A sociedade da alta modernidade parece promover a morte "pornográfica" no mesmo grau que oculta a experiência direta da morte. Neste sentido, é um sintoma ilustrativo de nossa cultura a profunda rejeição que sentem os adultos de falar sobre a morte com seus filhos ou de permitir que tenham contato com a morte de familiares, a fim de evitar-lhes o conhecimento de algo que acreditam fazer-lhes mal...

...o homem moderno encontra no silêncio dos hospitais a morte que ele "merece", à qual corresponde a sua impossibilidade de encontrar um sentido individual para ela.

...(Edgar Morin (1997) observa que tão cedo como em 1969, num colóquio sobre problemas humanos da biologia (organizado em Nova York pelo Salk Institute), já era possível ouvir alguém pedir a constituição urgente de um Comitê pela Abolição da Morte, sem provocar risos ou espanto no público. Bauman (1997) nos ajuda a lembrar, a propósito de um conto de Borges, o que estamos tentando esquecer: que ser imortal é coisa comum, que todas as criaturas são imortais...)

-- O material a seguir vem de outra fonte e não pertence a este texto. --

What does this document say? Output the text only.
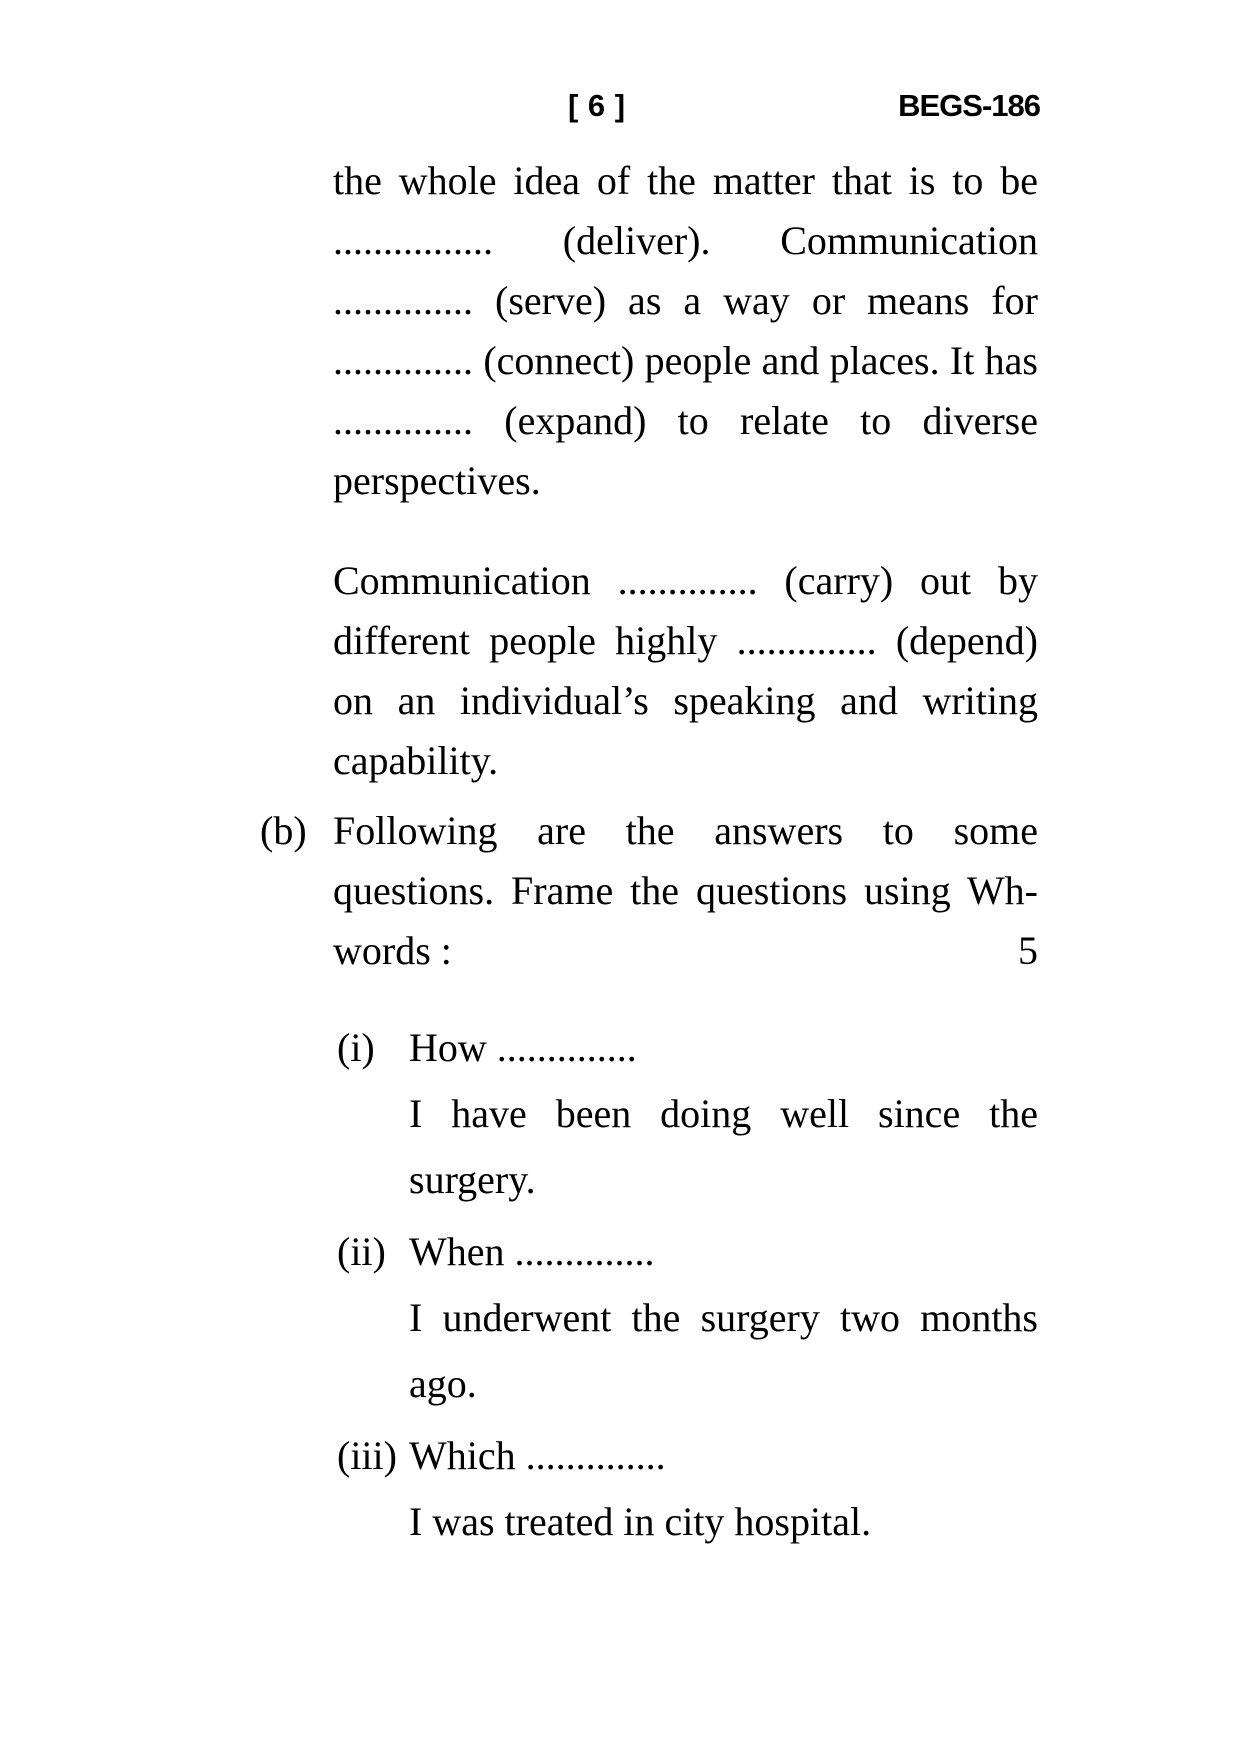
[ 6 ]	BEGS-186
the whole idea of the matter that is to be
................ (deliver). Communication
.............. (serve) as a way or means for
.............. (connect) people and places. It has
.............. (expand) to relate to diverse
perspectives.
Communication .............. (carry) out by
different people highly .............. (depend)
on an individual’s speaking and writing
capability.
(b) Following are the answers to some
questions. Frame the questions using Wh-
words :	5
(i) How ..............
I have been doing well since the
surgery.
(ii) When ..............
I underwent the surgery two months
ago.
(iii) Which ..............
I was treated in city hospital.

Existem basicamente três formas de enfrentar a morte (cf. Elias, 1987). Muitas religiões interpretam a morte como passagem para outra vida (circunstância que - é bom lembrar - não necessariamente deve ser interpretada como uma boa notícia). Podemos também fitar os olhos da morte, considerando nossa finitude um dado essencial da existência humana (o ser humano é um "ser-para-a-morte", definiu Heidegger (1951), e filosofar significa "aprender a morrer", nas palavras de Montaigne (1948)). Temos boas razões para suspeitar que os "secularizados" seres humanos que vivem na sociedade moderna tendem a acreditar cada vez menos na primeira visão. Do mesmo modo, se consultados, diriam que a segunda perspectiva é, pelo menos, depressiva e fora de época (uma prova indireta disto é que nos amplos questionários aplicados pela equipe de Inglehart (1997) em 43 países, para medir mudanças de valores, não aparece nenhuma pergunta sobre a morte; o mesmo tipo de sinal aparece nos bancos de dados dos departamentos de filosofia das universidades, nos quais comprovamos que atualmente nem os filósofos se ocupam deste tema).

A terceira possibilidade ou alternativa é simples, deduz-se por exclusão (ou abandono) das anteriores. Consiste em evitar todo pensamento sobre a morte, ocultando e reprimindo a presença do fenômeno da morte quanto seja possível. Elias desdobra esta perspectiva em um inesperado recurso à imortalidade, para o qual - segundo ele afirma - existe uma forte tendência na sociedade moderna. Assim, a morte seria evitada não apenas pela repressão de sua presença, mas também pela crença na imortalidade pessoal ("outros morrem, mas não eu"). Este insight de Elias (pouco aproveitado por ele mesmo) me parece de fundamental importância para entender a condição humana na sociedade atual. Talvez seja necessária uma pergunta óbvia: como é possível imaginar a existência de uma tendência significativa de indivíduos que acreditam na imortalidade pessoal, vivendo numa "sociedade reflexiva", numa sociedade que gira em torno da multiplicação constante de riscos que os indivíduos devem enfrentar com ajuda de sua própria razão, de uma forma ou de outra? Não encontramos, nas obras mais destacadas de autores importantes que pensam a modernidade (citemos o caso de Beck (1992) e Giddens (1991), por exemplo), alguma análise que possa explicar corretamente a hipótese de Elias.

O verdadeiro desafio não é hoje tornar mais sustentável ou mais reflexiva a sociedade moderna. A rigor, isto é secundário em face da necessidade de nutrir o homem contemporâneo com as vivências dos tempos antigos, quando a vida era um campo de amor e morte, sincrético e mutável, entre os deuses, os homens e a natureza (Leis, 1999).